Thursday, April 25, 2024

Pope Smacks Obama’s Knuckles on Religious Liberty

Pope Francis meets with President Barack Obama in March 2014
Pope Francis meets with President Barack Obama in March 2014

In the most nakedly political encounter between a Pope and a President I have ever seen, Pope Francis used his first meeting with President Obama to smack the most powerful man in the world’s knuckles on the urgent unfolding religious liberty crisis in the U.S. And then the Holy Father gently caressed his other cheek by praising President Obama on climate change.

The smackdown first:

Mr. President, together with their fellow citizens, American Catholics are committed to building a society which is truly tolerant and inclusive, to safeguarding the rights of individuals and communities, and to rejecting every form of unjust discrimination.

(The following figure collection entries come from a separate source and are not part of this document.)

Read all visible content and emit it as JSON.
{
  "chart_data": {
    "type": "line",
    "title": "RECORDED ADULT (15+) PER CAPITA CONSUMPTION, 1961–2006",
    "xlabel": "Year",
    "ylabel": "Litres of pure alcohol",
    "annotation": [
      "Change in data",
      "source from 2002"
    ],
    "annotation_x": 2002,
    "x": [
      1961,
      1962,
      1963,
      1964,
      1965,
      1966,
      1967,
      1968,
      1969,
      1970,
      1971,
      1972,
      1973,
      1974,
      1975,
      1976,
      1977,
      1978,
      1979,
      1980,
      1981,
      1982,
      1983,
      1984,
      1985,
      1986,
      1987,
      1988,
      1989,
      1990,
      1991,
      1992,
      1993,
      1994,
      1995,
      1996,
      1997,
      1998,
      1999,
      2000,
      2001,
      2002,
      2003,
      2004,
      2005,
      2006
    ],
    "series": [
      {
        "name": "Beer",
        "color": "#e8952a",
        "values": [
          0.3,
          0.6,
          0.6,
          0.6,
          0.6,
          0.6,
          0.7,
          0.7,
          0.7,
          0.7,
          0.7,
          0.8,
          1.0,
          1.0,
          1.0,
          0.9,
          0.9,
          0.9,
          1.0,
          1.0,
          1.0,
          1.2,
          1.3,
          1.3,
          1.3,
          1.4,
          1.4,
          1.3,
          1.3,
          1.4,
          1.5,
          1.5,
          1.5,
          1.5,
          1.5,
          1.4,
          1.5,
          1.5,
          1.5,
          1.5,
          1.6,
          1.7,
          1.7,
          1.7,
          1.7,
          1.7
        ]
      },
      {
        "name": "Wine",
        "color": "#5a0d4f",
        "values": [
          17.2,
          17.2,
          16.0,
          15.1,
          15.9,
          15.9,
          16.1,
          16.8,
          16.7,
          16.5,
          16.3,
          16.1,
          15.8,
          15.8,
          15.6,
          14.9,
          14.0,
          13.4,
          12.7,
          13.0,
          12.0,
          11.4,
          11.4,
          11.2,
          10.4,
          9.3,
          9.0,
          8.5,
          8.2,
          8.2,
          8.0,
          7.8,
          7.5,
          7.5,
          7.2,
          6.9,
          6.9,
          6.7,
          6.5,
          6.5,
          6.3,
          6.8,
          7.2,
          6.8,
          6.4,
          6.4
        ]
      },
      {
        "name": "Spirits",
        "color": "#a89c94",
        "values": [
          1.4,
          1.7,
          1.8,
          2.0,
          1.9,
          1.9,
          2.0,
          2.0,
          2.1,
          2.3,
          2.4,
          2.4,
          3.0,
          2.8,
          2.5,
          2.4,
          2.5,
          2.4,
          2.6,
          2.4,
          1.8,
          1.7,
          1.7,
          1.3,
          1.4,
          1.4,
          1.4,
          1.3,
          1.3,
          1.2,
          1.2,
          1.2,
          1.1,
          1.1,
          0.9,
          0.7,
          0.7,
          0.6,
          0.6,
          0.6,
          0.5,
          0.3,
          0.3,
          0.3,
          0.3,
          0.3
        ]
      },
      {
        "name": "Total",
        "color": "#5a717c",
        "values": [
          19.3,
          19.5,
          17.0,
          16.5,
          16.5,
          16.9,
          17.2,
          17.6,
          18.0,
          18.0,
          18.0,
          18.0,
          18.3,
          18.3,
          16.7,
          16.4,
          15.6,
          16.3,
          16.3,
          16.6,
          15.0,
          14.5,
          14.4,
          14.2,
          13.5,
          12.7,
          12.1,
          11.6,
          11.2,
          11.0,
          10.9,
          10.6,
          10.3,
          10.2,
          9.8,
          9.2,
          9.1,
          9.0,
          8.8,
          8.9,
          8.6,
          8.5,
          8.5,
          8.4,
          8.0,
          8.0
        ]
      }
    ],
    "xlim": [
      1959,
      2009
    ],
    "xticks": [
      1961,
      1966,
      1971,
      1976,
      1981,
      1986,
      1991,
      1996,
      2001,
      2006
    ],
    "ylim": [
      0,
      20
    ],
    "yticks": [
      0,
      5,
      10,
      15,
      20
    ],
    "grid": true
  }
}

With countless other people of good will, they are likewise concerned that efforts to build a just and wisely ordered society respect their deepest concerns and their right to religious liberty. That freedom remains one of America’s most precious possessions. And, as my brothers, the United States Bishops, have reminded us, all are called to be vigilant, precisely as good citizens, to preserve and defend that freedom from everything that would threaten or compromise it.

Coming just a few weeks after Kim Davis was released from jail, this shout out should rally many Christians to take the threats at least as seriously as the Pope does, and the Chief Justice of the Supreme Court, too.

On climate change the Pope praised Obama, saying:

Mr. President, I find it encouraging that you are proposing an initiative for reducing air pollution. Accepting the urgency, it seems clear to me also that climate change is a problem which can no longer be left to a future generation. When it comes to the care of our “common home”, we are living at a critical moment of history. We still have time to make the changes needed to bring about “a sustainable and integral development, for we know that things can change” (Laudato Si’, 13).

Not yet a word about making money selling body parts of the unborn, but there is still time.

Maggie Gallagher is a senior fellow at American Principles in Action.